Auto create user (JIT)

This toggle allows you to specify whether user accounts should be created automatically upon their first authentication if they don’t already exist. When enabled, it streamlines the user creation process.

The IdP details will have to be mapped with these ThoughtSpot attributes:

Username: ThoughtSpot username corresponding to the username from the IdP.
Email: ThoughtSpot email associated with the email of the user in the IdP.
Display name: Optional. The display name for the user.
roles: Optional. Roles associated with the user. This mapping is crucial for assigning the correct roles and permissions to users based on their authentication through OIDC.

For detailed information on enabling OIDC authentication on your ThoughtSpot instance using IAMv2, and attributes, see Enable OIDC authentication.

Enable OIDC authentication in the Visual Embed SDK🔗

To enable OIDC authentication support on an embedded ThoughtSpot instance, make sure you set the AuthType parameter to OIDCRedirect in the SDK when calling the init function from your application.

init({
    thoughtSpotHost: "https://<hostname>:<port>",
    authType: AuthType.OIDCRedirect,
});

Org mapping with OIDC assertion🔗

Note	To enable Orgs mapping for OIDC authentication on ThoughtSpot, contact ThoughtSpot Support. In 9.12.0.cl, Org mapping with OIDC authentication is supported only with IAMv1.
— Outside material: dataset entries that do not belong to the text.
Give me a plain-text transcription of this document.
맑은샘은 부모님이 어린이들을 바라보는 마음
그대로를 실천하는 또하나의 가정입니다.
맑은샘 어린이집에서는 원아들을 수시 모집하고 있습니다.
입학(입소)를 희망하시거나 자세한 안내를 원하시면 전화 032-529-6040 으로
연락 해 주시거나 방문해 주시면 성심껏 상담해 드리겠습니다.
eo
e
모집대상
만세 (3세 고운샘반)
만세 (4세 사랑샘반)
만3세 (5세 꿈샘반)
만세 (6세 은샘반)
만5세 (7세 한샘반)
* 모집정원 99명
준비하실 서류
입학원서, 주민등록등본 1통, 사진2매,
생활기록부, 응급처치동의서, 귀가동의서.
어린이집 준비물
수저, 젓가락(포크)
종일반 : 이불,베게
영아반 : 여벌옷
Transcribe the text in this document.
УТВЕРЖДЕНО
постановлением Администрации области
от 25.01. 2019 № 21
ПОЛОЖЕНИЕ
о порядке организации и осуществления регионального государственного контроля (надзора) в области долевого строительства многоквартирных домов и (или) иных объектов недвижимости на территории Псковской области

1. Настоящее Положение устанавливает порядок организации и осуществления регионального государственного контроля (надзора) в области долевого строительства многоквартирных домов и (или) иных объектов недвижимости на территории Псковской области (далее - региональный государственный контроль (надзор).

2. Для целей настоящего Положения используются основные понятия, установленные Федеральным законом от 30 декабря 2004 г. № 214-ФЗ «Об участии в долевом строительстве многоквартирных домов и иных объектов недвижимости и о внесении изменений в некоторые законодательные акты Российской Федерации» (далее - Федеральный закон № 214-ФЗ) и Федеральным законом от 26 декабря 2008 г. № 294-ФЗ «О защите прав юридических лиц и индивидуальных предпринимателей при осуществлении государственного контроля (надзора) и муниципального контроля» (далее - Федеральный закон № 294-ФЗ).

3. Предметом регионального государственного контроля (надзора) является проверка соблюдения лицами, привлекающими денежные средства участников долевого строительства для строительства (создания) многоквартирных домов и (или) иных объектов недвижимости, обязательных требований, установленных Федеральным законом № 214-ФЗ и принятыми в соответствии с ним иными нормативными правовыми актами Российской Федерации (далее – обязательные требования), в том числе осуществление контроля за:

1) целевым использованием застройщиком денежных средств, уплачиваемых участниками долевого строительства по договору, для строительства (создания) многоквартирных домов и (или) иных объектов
With Org mapping, the IdP will have the ability to authenticate and log in OIDC users in ThoughtSpot. IdP will have to send a list of the Org names and the user will be assigned to these Orgs. By default, the Org mapping is disabled on the ThoughtSpot instance. To enable it in the Admin panel of the ThoughSpot instance, follow these steps:

Ensure Orgs are enabled for your ThoughtSpot cluster.
Create an OIDC connection.
Enable JIT user creation to automatically create user accounts if they don’t exist in ThoughtSpot during authentication.
Configure the OIDC assertion on IdP side. This assertion will be sent as a part of the ID Token.The following screenshot shows a sample configuration on Okta.
Ensure the mapping attributes are configured on your ThoughtSpot instance.

Group synchronization🔗

The group synchronization feature reads the Group claim from the ID token provided by the OpenID provider and creates groups in ThoughtSpot. To enable group synchronization on ThoughtSpot, contact ThoughtSpot Support.

Note	If a group is deleted from the OpenID provider server, the corresponding group in ThoughtSpot will not be deleted during group synchronization. You must manually delete it in ThoughtSpot.